Heartworm in dogs is not simple to diagnose, it’s not simple to cure, and dog heartworm symptoms can be even more hard and confusing to decipher.
The symptoms can mask other illnesses or they can be so general that most pet owners may not pay much attention to them. To compound the already serious problem of your dog being infected, symptoms don’t usually occur until your pet’s life is in danger.
The most common symptoms include coughing, vomiting, lethargy, difficulty breathing even when resting, weight loss, and a protruding rib cage. As the disease progresses undetected and untreated, these symptoms will progress in their severity to the point that either there is no doubt what is incorrect with your pet, or the animal collapses and dies without ever being properly diagnosed.
Dog heartworm symptoms can sometimes look like a cold and even when taken to the vet, he may not immediately reckon of anything more serious than a cold or even an allergy to the cleaning chemicals on the used garden tractors you were storing in your barn.
Even though heartworm is more prevalent with dogs who spend a considerable amount of time outdoors, in climates rife with mosquitoes, it’s not unheard of for indoor dogs to be infected as well. We all know that pesky mosquitoes can easily make their way indoors and all it takes is one bite from one infected mosquito and any dog can be immediately infected.
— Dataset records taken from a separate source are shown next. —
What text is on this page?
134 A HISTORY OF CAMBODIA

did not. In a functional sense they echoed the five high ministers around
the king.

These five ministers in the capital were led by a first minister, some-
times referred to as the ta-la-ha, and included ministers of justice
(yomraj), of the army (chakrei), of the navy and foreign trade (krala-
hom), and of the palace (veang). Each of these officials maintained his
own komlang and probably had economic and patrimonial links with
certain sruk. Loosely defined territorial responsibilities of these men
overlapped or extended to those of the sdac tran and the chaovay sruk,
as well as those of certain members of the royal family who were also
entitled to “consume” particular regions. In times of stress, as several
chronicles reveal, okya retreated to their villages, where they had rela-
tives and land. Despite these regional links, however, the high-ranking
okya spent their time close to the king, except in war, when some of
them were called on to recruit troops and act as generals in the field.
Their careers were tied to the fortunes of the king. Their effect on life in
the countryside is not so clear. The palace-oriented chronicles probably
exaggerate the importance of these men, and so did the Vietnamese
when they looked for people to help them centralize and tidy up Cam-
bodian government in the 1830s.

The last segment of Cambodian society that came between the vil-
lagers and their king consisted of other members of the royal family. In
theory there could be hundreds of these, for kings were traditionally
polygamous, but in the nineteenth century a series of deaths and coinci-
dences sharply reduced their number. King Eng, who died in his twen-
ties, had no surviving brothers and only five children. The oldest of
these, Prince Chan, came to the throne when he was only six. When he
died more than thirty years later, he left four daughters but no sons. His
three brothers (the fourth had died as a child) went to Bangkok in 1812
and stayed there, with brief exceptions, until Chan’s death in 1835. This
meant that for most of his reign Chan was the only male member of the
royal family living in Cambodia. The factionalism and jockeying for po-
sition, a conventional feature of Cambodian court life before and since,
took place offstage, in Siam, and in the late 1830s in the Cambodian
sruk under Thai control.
Smaller dogs are in even worse danger, and their symptoms should always be closely monitored. A cough or bout of diarrhea in a 3 pound teacup Chihuahua can be fatal with or without the added dangers of heartworm. Since heartworms can easily reach about 12 inches long, and dogs can be infected with many at once, smaller dogs have a higher death rate simply because owners and vets alike tend to ignore the coughs and general symptoms until it’s too late.
Since prevention is so aggressively touted and highly recommended, many vets and pet owners simply assume that because they have given their dog the appropriate medication as prescribed, nothing can happen and the dog won’t – or can’t – be infected with heartworm.
This just isn’t right. Even dogs who receive their heart worming medicine as regularly scheduled still are not immune to heart worm. Unfortunately, all it takes is one powerful mosquito bite that is infected with the worm, and the dog can become infected with or without the medication at work in his system.